Avec quelques amis fidèles, j’ai fait cette randonnée à partir du village de la Treille
Au tout début du 20ème siècle, par un beau jour d’avril 1904, parce qu’Augustine son épouse était de santé fragile et que l’air de la campagne lui serait salutaire, Joseph Pagnol, instituteur à la grande école des Chartreux à Marseille, annonça à son fils Marcel : « Tu ne sais pas où nous allons ? Eh bien, voilà. Ta mère a besoin d’un peu de campagne. J’ai donc loué, de moitié avec l’Oncle Jules, une villa dans la colline, et nous y passerons les grandes vacances ». Evénement au demeurant anodin mais qui devait marquer pour toujours Marcel Pagnol.

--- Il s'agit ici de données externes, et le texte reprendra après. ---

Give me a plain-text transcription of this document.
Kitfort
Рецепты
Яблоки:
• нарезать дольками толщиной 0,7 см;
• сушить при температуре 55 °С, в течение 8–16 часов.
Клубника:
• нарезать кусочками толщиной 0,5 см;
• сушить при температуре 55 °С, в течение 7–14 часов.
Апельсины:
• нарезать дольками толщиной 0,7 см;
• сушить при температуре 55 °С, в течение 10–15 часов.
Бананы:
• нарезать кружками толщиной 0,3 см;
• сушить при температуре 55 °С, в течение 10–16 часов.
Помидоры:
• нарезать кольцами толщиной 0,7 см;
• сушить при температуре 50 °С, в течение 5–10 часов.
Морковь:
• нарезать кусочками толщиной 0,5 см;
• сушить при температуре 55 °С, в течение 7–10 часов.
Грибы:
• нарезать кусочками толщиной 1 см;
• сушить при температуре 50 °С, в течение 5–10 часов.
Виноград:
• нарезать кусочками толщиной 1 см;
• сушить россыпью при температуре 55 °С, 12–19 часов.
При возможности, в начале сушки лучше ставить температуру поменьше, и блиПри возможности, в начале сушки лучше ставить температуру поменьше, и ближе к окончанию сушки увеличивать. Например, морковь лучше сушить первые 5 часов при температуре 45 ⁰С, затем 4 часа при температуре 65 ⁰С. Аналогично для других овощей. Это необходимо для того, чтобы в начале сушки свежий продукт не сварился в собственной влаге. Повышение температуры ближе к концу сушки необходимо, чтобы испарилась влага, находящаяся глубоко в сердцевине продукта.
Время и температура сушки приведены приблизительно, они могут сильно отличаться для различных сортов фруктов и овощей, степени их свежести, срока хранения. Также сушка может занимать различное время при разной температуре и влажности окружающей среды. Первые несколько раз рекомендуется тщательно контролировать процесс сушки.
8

A la Treille, à la sortie du village, prendre vers la gauche en direction du Pic du Taoumé.
Une première halte s’impose devant « La Pascaline » une demeure bourgeoise de villégiature que Marcel Pagnol à loué en 1952 pendant le tournage de Manon des sources et qu’il a relouée en 1956 pour s’y reposer. C’est là qu’il aurait commencé à écrire les premières pages de « La gloire de mon père ».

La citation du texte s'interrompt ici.